Het Parque Natural de Montesinho, in het uiterste noordoosten van Portugal, is één van de meest ongerepte stukken natuur van het land. Om precies te kunnen genieten van alle voorjaarsgeuren en kleuren koos ik niet de snelste weg naar Bragança, maar de kleine weg die de grens van het natuurpark opzocht. Een bont tapijt van wilde cisteroos ontrolde zich voor onze ogen. Verder totale stilte, op wat insectengezoem na. Heerlijk natuurlijk... Geen groter contrast dan het stadslawaai van het moderne Bragança. Na enig vraagwerk vonden we de weg die ons omhoog leidde naar de pousada de Sao Bartolomeu, waar je - zo had ik gelezen - het beste uitzicht had op het oude stadsdeel, de ciudadela. Een droomplek voor liefhebbers van middeleeuwse burchten en stadjes, een postkaart waardig.
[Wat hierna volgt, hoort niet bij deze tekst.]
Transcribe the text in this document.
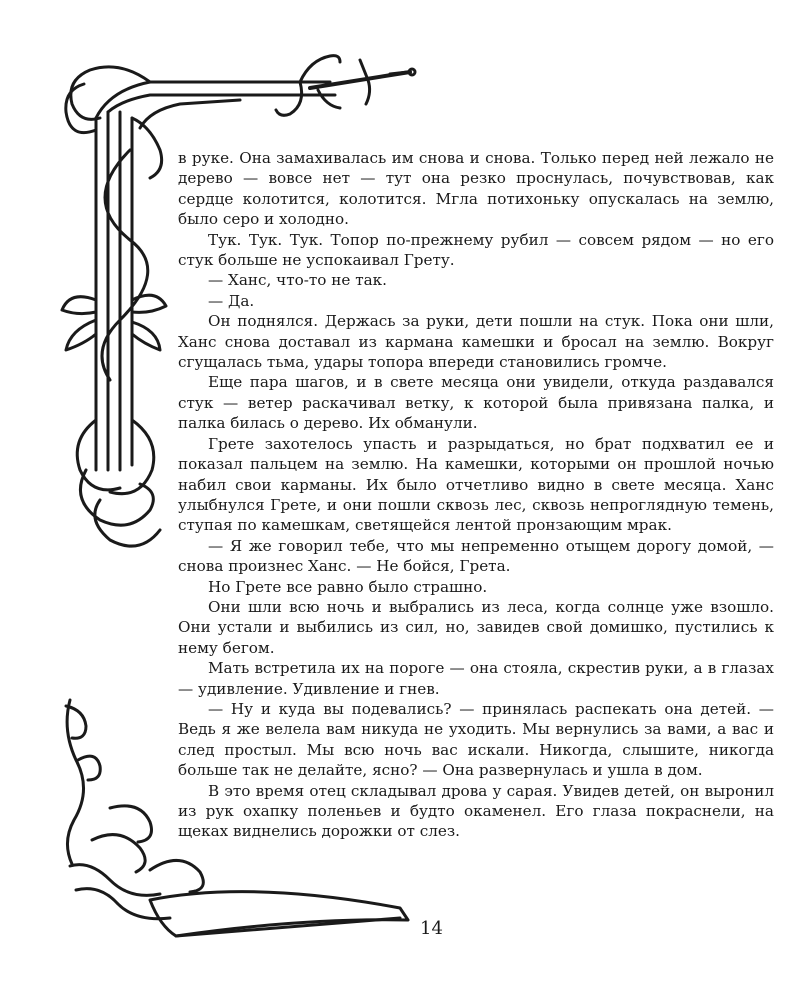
в руке. Она замахивалась им снова и снова. Только перед ней лежало не дерево — вовсе нет — тут она резко проснулась, почувствовав, как сердце колотится, колотится. Мгла потихоньку опускалась на землю, было серо и холодно.

Тук. Тук. Тук. Топор по-прежнему рубил — совсем рядом — но его стук больше не успокаивал Грету.

— Ханс, что-то не так.

— Да.

Он поднялся. Держась за руки, дети пошли на стук. Пока они шли, Ханс снова доставал из кармана камешки и бросал на землю. Вокруг сгущалась тьма, удары топора впереди становились громче.

Еще пара шагов, и в свете месяца они увидели, откуда раздавался стук — ветер раскачивал ветку, к которой была привязана палка, и палка билась о дерево. Их обманули.

Грете захотелось упасть и разрыдаться, но брат подхватил ее и показал пальцем на землю. На камешки, которыми он прошлой ночью набил свои карманы. Их было отчетливо видно в свете месяца. Ханс улыбнулся Грете, и они пошли сквозь лес, сквозь непроглядную темень, ступая по камешкам, светящейся лентой пронзающим мрак.

— Я же говорил тебе, что мы непременно отыщем дорогу домой, — снова произнес Ханс. — Не бойся, Грета.

Но Грете все равно было страшно.

Они шли всю ночь и выбрались из леса, когда солнце уже взошло. Они устали и выбились из сил, но, завидев свой домишко, пустились к нему бегом.

Мать встретила их на пороге — она стояла, скрестив руки, а в глазах — удивление. Удивление и гнев.

— Ну и куда вы подевались? — принялась распекать она детей. — Ведь я же велела вам никуда не уходить. Мы вернулись за вами, а вас и след простыл. Мы всю ночь вас искали. Никогда, слышите, никогда больше так не делайте, ясно? — Она развернулась и ушла в дом.

В это время отец складывал дрова у сарая. Увидев детей, он выронил из рук охапку поленьев и будто окаменел. Его глаза покраснели, на щеках виднелись дорожки от слез.

14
Een foto ervan in een Lannoo-reisgids was steeds blijven hangen, zodat de verrukking nu des te groter was. Blinkend in de middagzon, als een edelsteen gevangen in een ring, ligt de oude compacte woonkern nog steeds omkneld in haar elliptische burchtwal van de 12e eeuw.
Kortom, tijdloze schoonheid die smeekte om bewonderd te worden. We zouden er ruimschoots de tijd voor nemen. Een parkeerplaats vonden we op het binnenplein, vóór de Torre de Menagem. Ging ik aanvankelijk probleemloos op de buik voor een foto vanuit kikvorsperspectief van deze toren, daarna was het vet ook van de soep. Geconditioneerd door een zuiders bioritme tikte de klok immers veel trager.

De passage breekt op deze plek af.